Brasil é pior país para trabalhar a sério na organização do Mundial,
afirmou entidade. Para nação antropofágica, não poderia haver elogio
mais gratificante…
“O Brasil não é para principiantes”. Essa frase, atribuída a Antonio
Carlos Jobim, corresponde a uma advertência para quem coloca em questão o
Brasil de hoje e de ontem e de sempre. Em tempos de Copa do Mundo,
nosso país está mais do que nunca sintonizado com sua verdadeira vocação
antropofágica, tão bem descrita no manifesto oswaldiano: “nunca
admitimos o nascimento da lógica entre nós”1.

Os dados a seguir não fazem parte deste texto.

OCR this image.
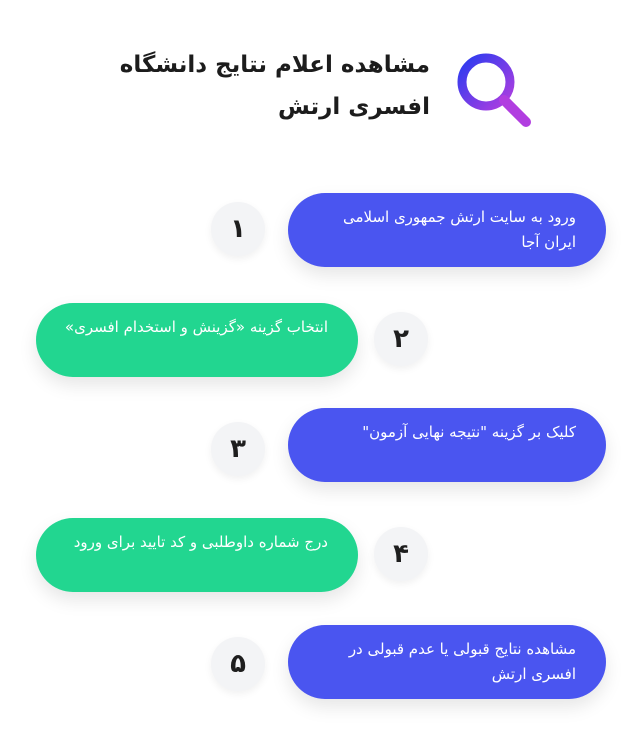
مشاهده اعلام نتایج دانشگاه افسری ارتش
۱	ورود به سایت ارتش جمهوری اسلامی ایران آجا
انتخاب گزینه «گزینش و استخدام افسری»	۲
۳
کلیک بر گزینه "نتیجه نهایی آزمون"
درج شماره داوطلبی و کد تایید برای ورود	۴
۵	مشاهده نتایج قبولی یا عدم قبولی در افسری ارتش
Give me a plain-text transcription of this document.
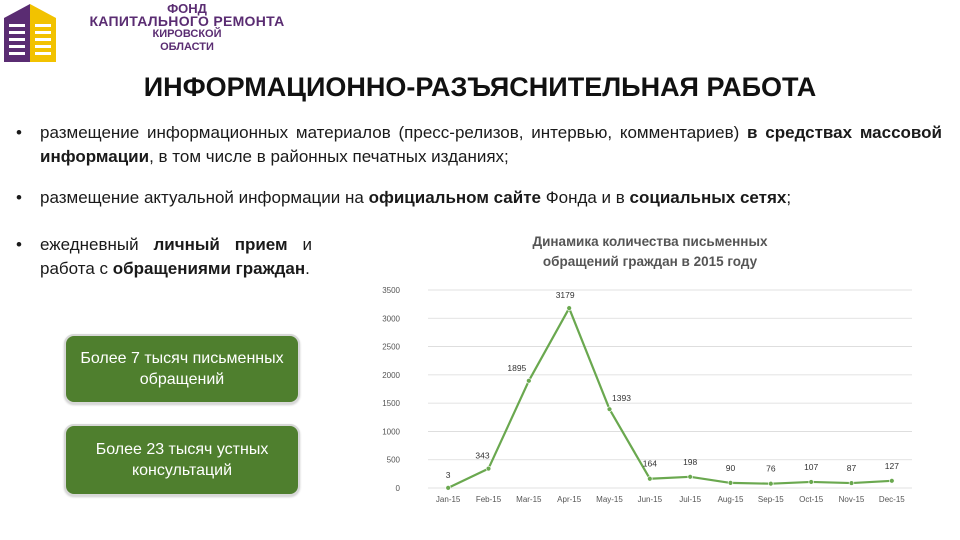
ФОНД
КАПИТАЛЬНОГО РЕМОНТА
КИРОВСКОЙ
ОБЛАСТИ
ИНФОРМАЦИОННО-РАЗЪЯСНИТЕЛЬНАЯ РАБОТА
• размещение информационных материалов (пресс-релизов, интервью, комментариев) в средствах массовой информации, в том числе в районных печатных изданиях;
• размещение актуальной информации на официальном сайте Фонда и в социальных сетях;
• ежедневный личный прием и работа с обращениями граждан.
Более 7 тысяч письменных обращений
Более 23 тысяч устных консультаций
Динамика количества письменных
обращений граждан в 2015 году
0
500
1000
1500
2000
2500
3000
3500
Jan-15 Feb-15 Mar-15 Apr-15 May-15 Jun-15 Jul-15 Aug-15 Sep-15 Oct-15 Nov-15 Dec-15
3
343
1895
3179
1393
164	198
90	76	107	87	127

Temos aversão a todo tipo de ordenação, de disciplina, de
racionalização que caracterizam o pensamento burocrático impessoal e as
economias de todo o tipo. Somos atrapalhados e nos metemos em grandes
confusões. Na verdade, essa é a nossa maior riqueza. É que não somos
afeitos à domesticação. Nem a FIFA, nem o mercado, nem o Estado e nem
ninguém conseguem amansar esse povo complexo e controverso. A FIFA já
constatou: o Brasil é o pior país para se trabalhar a sério na
organização do Mundial. Não há elogio mais gratificante do que esse.
Estamos com as obras atrasadas. Pois que atrasem! Somos originais.
Vangloriamo-nos da dor de cabeça que causamos ao inimigo externo. Sairão
daqui com o desejo de nunca mais retornar. Mas os traremos de volta,
daqui uns anos mais, para causar-lhes uma dor de cabeça renovada.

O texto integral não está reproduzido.